Redistribution, Development, and the Contribution of International Tax Governance

By Laurens van Apeldoorn


In her paper ‘Redistribution between rich and poor countries’, Miranda Stewart discusses the interface between international taxation and the Sustainable Development Goals (SDGs) against the backdrop of philosophical theories of international distributive justice. The paper shows the benefits of interdisciplinary dialogue about international tax reform. If we are to develop a coherent picture of the future of international taxation the perspectives of different academic disciplines—including law, political science, and philosophy—should be included. In this post I wish to contribute to this dialogue by presenting some potentially clarifying thoughts from a philosophical standpoint.

The first observation has to do with the relation between the SDGs and justice. Stewart briefly touches on the difference between cosmopolitan and statist conceptions of international distributive justice, before noting the practical obstacles faced by cosmopolitans who wish to create supranational institutions capable of achieving the kind of redistribution that appears to be required to attain the SDGs. Here it may be helpful to point out that both statist and cosmopolitan theorists can agree that the attainment of the SDGs is required by justice.

The SDGs, laid down in the UN 2030 Agenda for Sustainable Development, contain an ambitious global development programme; they call for an end to poverty and hunger (SDG 1 and 2), providing universal access to healthcare and education (SDG 3 and 4), securing full employment (SDG 8) and reducing inequality both within and between countries (SDG 10).

Cosmopolitans are generally committed to global principles of justice that concern individuals. They can quite straightforwardly present the SDGs as required by their preferred principle of justice, for instance a principle of global individual equality of opportunity. To give every child a fair chance in life certainly requires that they have access to such things as healthcare, education, and a well-functioning labour market.

Statist theorists generally identify global principles of justice that concern states, not individuals. They envision a world that is just if states are effectively able to exercise their government functions, have their sovereignty and territorial integrity respected, and above all are capable of ensuring that domestic institutions are just. If states are unable to secure distributive justice for their own people, then it falls on other states to assist them. On the basis of this duty of assistance, together with the claim that domestic distributive justice requires at least the attainment of the SDGs, statists can defend the existence of an obligation for affluent societies to assist low-income countries with the attainment of the SDGs.

Certainly, there are important differences between the cosmopolitan and statist positions, but it is worth emphasizing the common ground between them, especially when considering political objectives that are as important as they are difficult to achieve.

A second set of observations relates to the way in which international tax governance may, or may not, contribute to the attainment of the SDGs. Stewart appears somewhat skeptical for at least two reasons.

First, she distinguishes between two ways of conceiving of cross-border redistribution—between rich and poor countries, and between rich and poor individuals globally—and argues that international tax governance as it stands can only hope to achieve the former, while attaining the SDGs requires the latter.

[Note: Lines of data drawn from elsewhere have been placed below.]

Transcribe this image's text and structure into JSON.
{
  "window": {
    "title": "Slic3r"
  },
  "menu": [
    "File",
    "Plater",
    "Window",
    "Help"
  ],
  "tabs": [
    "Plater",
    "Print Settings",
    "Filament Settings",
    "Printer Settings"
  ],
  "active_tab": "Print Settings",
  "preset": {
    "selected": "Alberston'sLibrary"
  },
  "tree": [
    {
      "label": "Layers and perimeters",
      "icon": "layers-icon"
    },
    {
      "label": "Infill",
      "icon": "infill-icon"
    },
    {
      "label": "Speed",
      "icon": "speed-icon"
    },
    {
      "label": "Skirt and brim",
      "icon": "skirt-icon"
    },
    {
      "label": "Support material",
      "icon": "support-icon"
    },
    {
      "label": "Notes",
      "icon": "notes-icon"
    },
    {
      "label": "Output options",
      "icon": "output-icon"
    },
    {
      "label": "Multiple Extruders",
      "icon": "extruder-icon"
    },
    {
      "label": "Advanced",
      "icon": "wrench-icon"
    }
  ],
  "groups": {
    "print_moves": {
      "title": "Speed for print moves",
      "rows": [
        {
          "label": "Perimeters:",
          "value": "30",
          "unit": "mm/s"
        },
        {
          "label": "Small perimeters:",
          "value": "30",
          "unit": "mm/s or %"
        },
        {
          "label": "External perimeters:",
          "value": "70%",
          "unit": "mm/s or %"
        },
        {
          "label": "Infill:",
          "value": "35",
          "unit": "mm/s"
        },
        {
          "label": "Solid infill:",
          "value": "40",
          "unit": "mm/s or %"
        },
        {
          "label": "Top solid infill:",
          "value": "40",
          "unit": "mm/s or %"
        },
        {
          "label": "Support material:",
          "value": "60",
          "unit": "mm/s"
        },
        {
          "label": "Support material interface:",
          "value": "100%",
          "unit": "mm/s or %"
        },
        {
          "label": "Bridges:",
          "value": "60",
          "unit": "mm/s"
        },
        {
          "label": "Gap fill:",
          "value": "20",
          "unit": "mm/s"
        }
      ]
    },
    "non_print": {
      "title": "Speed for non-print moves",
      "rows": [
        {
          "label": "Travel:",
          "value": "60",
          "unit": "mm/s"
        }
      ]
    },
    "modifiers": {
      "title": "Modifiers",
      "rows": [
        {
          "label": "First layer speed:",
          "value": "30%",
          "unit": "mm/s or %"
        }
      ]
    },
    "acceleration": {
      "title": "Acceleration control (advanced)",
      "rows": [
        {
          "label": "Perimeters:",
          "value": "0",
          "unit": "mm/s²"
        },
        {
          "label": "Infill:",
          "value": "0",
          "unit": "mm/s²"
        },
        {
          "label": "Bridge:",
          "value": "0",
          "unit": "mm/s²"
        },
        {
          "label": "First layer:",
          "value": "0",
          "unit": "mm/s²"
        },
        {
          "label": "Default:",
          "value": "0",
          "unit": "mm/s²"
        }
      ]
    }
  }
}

The SDGs are about ‘people not countries’, while international tax governance concerns in large measure the distribution of the right to tax internationally sourced income between countries. Even if one achieves a cross-country wealth transfer, nothing guarantees that this will benefit the poor in the recipient country.

One must agree that poor individuals in a low-income country only benefit from cross-country transfers of wealth if the national government puts these additional resources to appropriate use; countries remain essential actors in the attainment of the SDGs.

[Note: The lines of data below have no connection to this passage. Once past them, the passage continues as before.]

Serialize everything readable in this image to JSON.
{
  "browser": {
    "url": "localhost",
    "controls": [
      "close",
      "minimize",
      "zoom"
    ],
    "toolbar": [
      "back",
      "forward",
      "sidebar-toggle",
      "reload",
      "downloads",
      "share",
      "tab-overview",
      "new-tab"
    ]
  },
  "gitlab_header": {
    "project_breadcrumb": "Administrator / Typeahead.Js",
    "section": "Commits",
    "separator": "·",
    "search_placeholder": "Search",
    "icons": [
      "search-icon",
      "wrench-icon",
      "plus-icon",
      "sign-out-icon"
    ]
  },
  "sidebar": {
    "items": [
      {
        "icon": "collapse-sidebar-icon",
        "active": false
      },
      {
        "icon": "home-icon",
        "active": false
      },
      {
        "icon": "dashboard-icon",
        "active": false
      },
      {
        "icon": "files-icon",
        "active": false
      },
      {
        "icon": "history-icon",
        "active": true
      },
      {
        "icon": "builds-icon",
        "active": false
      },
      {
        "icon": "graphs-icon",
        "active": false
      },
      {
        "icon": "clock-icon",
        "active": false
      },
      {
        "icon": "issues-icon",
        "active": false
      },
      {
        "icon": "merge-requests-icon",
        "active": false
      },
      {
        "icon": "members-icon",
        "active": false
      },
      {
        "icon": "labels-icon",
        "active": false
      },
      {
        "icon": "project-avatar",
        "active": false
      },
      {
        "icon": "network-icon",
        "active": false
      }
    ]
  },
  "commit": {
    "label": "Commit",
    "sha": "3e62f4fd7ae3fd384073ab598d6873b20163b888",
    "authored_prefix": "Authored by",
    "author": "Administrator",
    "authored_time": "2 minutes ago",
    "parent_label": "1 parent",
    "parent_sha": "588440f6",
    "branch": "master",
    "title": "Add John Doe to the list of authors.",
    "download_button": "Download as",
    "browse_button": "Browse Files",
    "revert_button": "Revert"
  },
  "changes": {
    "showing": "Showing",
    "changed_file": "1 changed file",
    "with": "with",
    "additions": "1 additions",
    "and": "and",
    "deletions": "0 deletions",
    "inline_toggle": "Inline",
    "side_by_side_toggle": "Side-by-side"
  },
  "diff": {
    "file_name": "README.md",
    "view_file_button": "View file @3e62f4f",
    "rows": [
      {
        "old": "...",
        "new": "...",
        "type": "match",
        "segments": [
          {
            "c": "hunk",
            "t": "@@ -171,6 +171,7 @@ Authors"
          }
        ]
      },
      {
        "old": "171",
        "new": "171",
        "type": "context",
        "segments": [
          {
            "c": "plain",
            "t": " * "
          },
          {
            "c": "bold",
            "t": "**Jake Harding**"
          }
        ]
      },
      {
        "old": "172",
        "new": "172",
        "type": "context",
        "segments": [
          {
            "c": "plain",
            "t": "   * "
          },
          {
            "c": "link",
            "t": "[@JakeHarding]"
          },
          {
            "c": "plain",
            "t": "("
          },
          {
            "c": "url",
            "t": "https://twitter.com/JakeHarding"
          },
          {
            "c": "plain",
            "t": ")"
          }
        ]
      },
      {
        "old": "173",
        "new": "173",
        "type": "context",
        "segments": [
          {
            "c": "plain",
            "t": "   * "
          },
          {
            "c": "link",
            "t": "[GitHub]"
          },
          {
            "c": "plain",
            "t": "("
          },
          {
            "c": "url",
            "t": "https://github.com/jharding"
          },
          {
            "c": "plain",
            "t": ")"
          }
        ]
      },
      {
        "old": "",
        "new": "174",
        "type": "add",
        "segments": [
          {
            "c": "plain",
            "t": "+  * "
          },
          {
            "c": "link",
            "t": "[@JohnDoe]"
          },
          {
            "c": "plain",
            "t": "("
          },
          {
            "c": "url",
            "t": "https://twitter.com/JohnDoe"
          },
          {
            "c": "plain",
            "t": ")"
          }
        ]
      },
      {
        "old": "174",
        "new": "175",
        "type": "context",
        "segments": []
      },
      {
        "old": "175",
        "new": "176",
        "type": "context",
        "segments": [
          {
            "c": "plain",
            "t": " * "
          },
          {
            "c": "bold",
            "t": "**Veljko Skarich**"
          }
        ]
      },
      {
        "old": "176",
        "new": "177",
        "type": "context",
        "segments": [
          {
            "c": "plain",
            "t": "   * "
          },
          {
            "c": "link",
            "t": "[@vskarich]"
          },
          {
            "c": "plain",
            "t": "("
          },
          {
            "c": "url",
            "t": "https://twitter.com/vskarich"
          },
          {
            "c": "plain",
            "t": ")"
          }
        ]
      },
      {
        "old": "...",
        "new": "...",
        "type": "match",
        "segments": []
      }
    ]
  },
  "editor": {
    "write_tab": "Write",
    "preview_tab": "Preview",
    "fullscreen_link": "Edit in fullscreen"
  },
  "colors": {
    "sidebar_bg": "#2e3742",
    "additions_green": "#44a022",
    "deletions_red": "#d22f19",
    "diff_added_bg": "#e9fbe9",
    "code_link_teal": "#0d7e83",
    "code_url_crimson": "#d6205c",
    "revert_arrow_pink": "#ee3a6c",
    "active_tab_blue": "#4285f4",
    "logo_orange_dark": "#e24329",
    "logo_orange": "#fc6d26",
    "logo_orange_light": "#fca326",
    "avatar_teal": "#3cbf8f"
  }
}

I note, however, that such a division of labour precisely fits the statist framework if one conceives of these cross-country transfers as an exercise of the duty of assistance by high-income countries. The problem, on such an analysis, is that low-income countries lack the capital to secure domestic distributive justice; they are unable to spend sufficiently on the (semi-)public goods that are directly or indirectly (via sustainable economic growth) necessary for the attainment of the SDGs.

The cosmopolitan can accept this means of contributing to the attainment of the SDGs as a second-best option that is required insofar as there are no feasible alternatives.

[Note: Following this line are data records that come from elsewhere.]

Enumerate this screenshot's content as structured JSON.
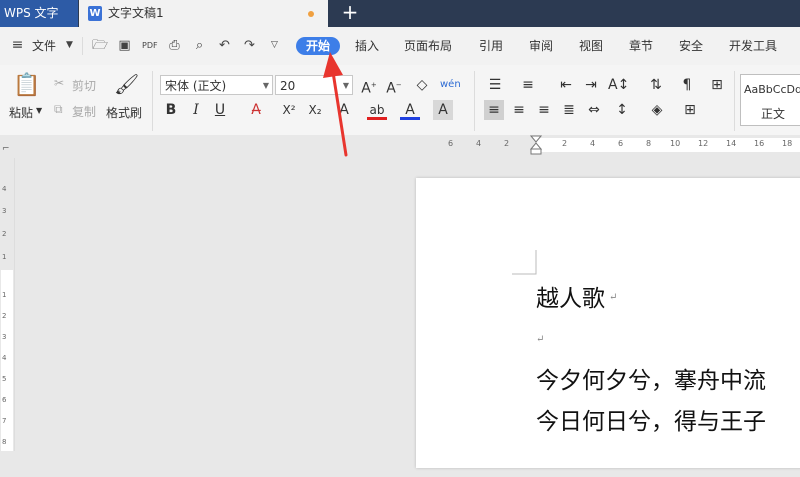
{
  "titlebar": {
    "app_tab": "WPS 文字",
    "doc_tab": "文字文稿1",
    "doc_icon": "W",
    "new_tab": "+"
  },
  "menubar": {
    "file_menu": "文件",
    "tabs": [
      "开始",
      "插入",
      "页面布局",
      "引用",
      "审阅",
      "视图",
      "章节",
      "安全",
      "开发工具"
    ],
    "active_tab": "开始"
  },
  "ribbon": {
    "paste": "粘贴",
    "cut": "剪切",
    "copy": "复制",
    "format_painter": "格式刷",
    "font_name": "宋体 (正文)",
    "font_size": "20",
    "bold": "B",
    "italic": "I",
    "underline": "U",
    "style_preview": "AaBbCcDd",
    "style_name": "正文"
  },
  "ruler": {
    "numbers": [
      "6",
      "4",
      "2",
      "2",
      "4",
      "6",
      "8",
      "10",
      "12",
      "14",
      "16",
      "18"
    ],
    "vertical_numbers": [
      "4",
      "3",
      "2",
      "1",
      "1",
      "2",
      "3",
      "4",
      "5",
      "6",
      "7",
      "8",
      "9"
    ]
  },
  "document": {
    "title": "越人歌",
    "lines": [
      "今夕何夕兮，搴舟中流",
      "今日何日兮，得与王子"
    ]
  },
  "colors": {
    "accent": "#3d7ee8",
    "tabbar": "#2c3a52",
    "annotation_arrow": "#e8352e"
  }
}
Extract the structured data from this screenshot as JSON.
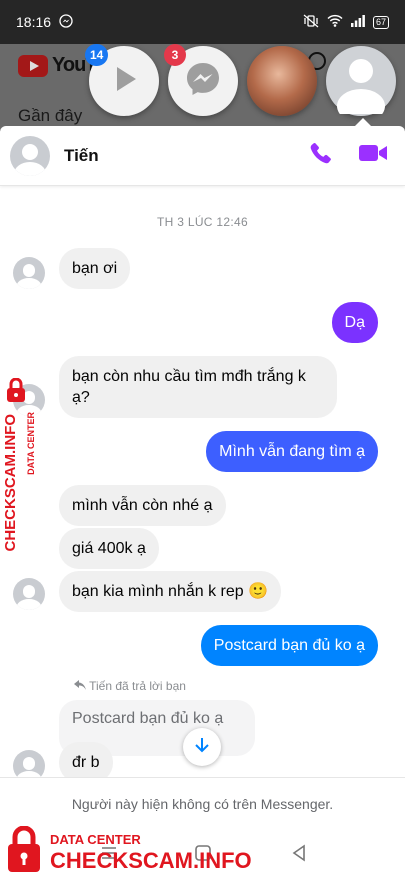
{
  "status_bar": {
    "time": "18:16",
    "battery": "67"
  },
  "background_app": {
    "logo_text": "YouTube",
    "section_label": "Gần đây"
  },
  "chat_heads": [
    {
      "name": "video-head",
      "badge": "14",
      "badge_color": "#1877f2"
    },
    {
      "name": "messenger-head",
      "badge": "3",
      "badge_color": "#e4394b"
    },
    {
      "name": "photo-head",
      "badge": ""
    },
    {
      "name": "active-contact-head",
      "badge": ""
    }
  ],
  "chat": {
    "contact_name": "Tiến",
    "timestamp": "TH 3 LÚC 12:46",
    "messages": [
      {
        "dir": "in",
        "text": "bạn ơi"
      },
      {
        "dir": "out",
        "text": "Dạ"
      },
      {
        "dir": "in",
        "text": "bạn còn nhu cầu tìm mđh trắng k ạ?"
      },
      {
        "dir": "out",
        "text": "Mình vẫn đang tìm ạ"
      },
      {
        "dir": "in",
        "text": "mình vẫn còn nhé ạ"
      },
      {
        "dir": "in",
        "text": "giá 400k ạ"
      },
      {
        "dir": "in",
        "text": "bạn kia mình nhắn k rep 🙂"
      },
      {
        "dir": "out",
        "text": "Postcard bạn đủ ko ạ"
      },
      {
        "dir": "in",
        "text": "đr b"
      }
    ],
    "reply_label": "Tiến đã trả lời bạn",
    "quoted_text": "Postcard bạn đủ ko ạ",
    "footer_text": "Người này hiện không có trên Messenger."
  },
  "watermark": {
    "label_top": "DATA CENTER",
    "label_main": "CHECKSCAM.INFO"
  },
  "colors": {
    "accent_purple": "#7b32ff",
    "accent_blue": "#3d5fff",
    "messenger_icon": "#9b30ff"
  }
}
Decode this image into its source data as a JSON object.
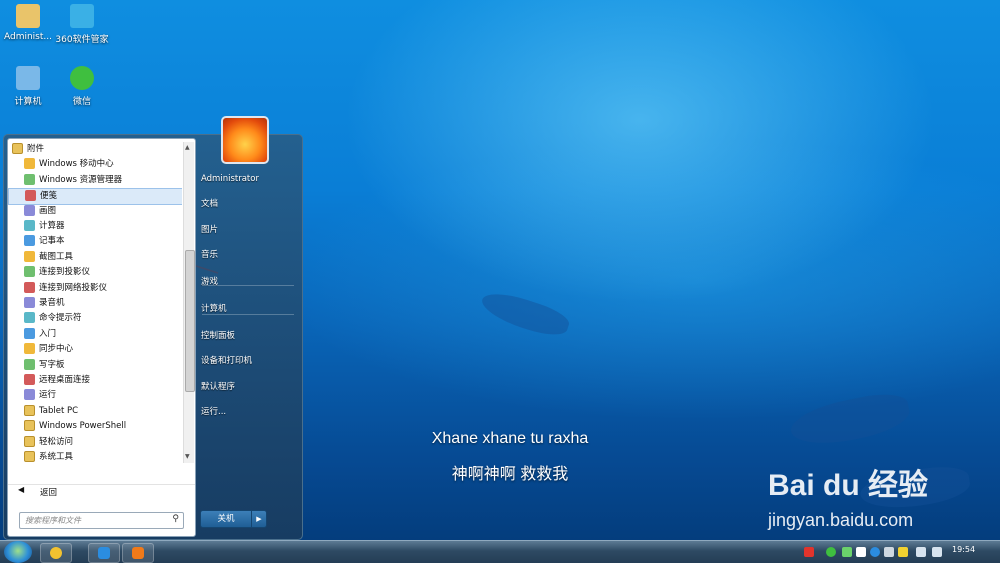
{
  "desktop": {
    "icons": [
      {
        "label": "Administ...",
        "name": "administrator-folder-icon",
        "color": "#e9c46a"
      },
      {
        "label": "360软件管家",
        "name": "360-software-manager-icon",
        "color": "#3ab0e6"
      },
      {
        "label": "计算机",
        "name": "computer-icon",
        "color": "#7ab8e8"
      },
      {
        "label": "微信",
        "name": "wechat-icon",
        "color": "#3fbf3f"
      }
    ],
    "subtitle_line1": "Xhane xhane tu raxha",
    "subtitle_line2": "神啊神啊 救救我",
    "watermark_brand": "Bai du 经验",
    "watermark_url": "jingyan.baidu.com"
  },
  "start_menu": {
    "programs": [
      {
        "label": "附件",
        "type": "folder"
      },
      {
        "label": "Windows 移动中心",
        "type": "app"
      },
      {
        "label": "Windows 资源管理器",
        "type": "app"
      },
      {
        "label": "便笺",
        "type": "app"
      },
      {
        "label": "画图",
        "type": "app"
      },
      {
        "label": "计算器",
        "type": "app"
      },
      {
        "label": "记事本",
        "type": "app"
      },
      {
        "label": "截图工具",
        "type": "app"
      },
      {
        "label": "连接到投影仪",
        "type": "app"
      },
      {
        "label": "连接到网络投影仪",
        "type": "app"
      },
      {
        "label": "录音机",
        "type": "app"
      },
      {
        "label": "命令提示符",
        "type": "app"
      },
      {
        "label": "入门",
        "type": "app"
      },
      {
        "label": "同步中心",
        "type": "app"
      },
      {
        "label": "写字板",
        "type": "app"
      },
      {
        "label": "远程桌面连接",
        "type": "app"
      },
      {
        "label": "运行",
        "type": "app"
      },
      {
        "label": "Tablet PC",
        "type": "folder"
      },
      {
        "label": "Windows PowerShell",
        "type": "folder"
      },
      {
        "label": "轻松访问",
        "type": "folder"
      },
      {
        "label": "系统工具",
        "type": "folder"
      }
    ],
    "highlighted_index": 3,
    "back_label": "返回",
    "search_placeholder": "搜索程序和文件",
    "right_items": [
      "Administrator",
      "文档",
      "图片",
      "音乐",
      "游戏",
      "计算机",
      "控制面板",
      "设备和打印机",
      "默认程序",
      "运行..."
    ],
    "shutdown_label": "关机"
  },
  "taskbar": {
    "clock": "19:54"
  },
  "colors": {
    "arrow": "#e02020",
    "highlight": "#dbeaf9"
  }
}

The second reason why Stewart is skeptical of the potential contribution of international tax governance to the attainment of the SDGs, is that it mostly concerns the allocation of the tax base. A tax base does not equal tax revenue. Because states compete for foreign investments they may be willing to forego imposing taxes on the base allocated to them if this leads to additional capital inflows.

This is an important objection, that goes to the heart of the OECDs BEPS initiative. The BEPS initiative is aimed at preventing what the OECD calls ‘harmful’ tax competition, competition that facilitates the artificial separation from the taxable profits from the economic activities that generated those profits. It is not aimed at the elimination of tax competition that is associated with attracting economic activity. However, Stewart’s worry points to the possibility that such tax competition too, can form a cause of international distributive injustice as it may prevent the kind of redistribution that can contribute to the attainment of the SDGs.

Her calls to investigate new transnational forms of tax governance are therefore well-taken. In the absence of such alternatives, however, I would be less dismissive of the possibility of increasing the tax revenue of low-income countries by allocating to them a larger share of the tax base: if, given tax competition, being allocated the right to tax was really to no effect, high-income countries should gladly give up the rights currently allocated to them.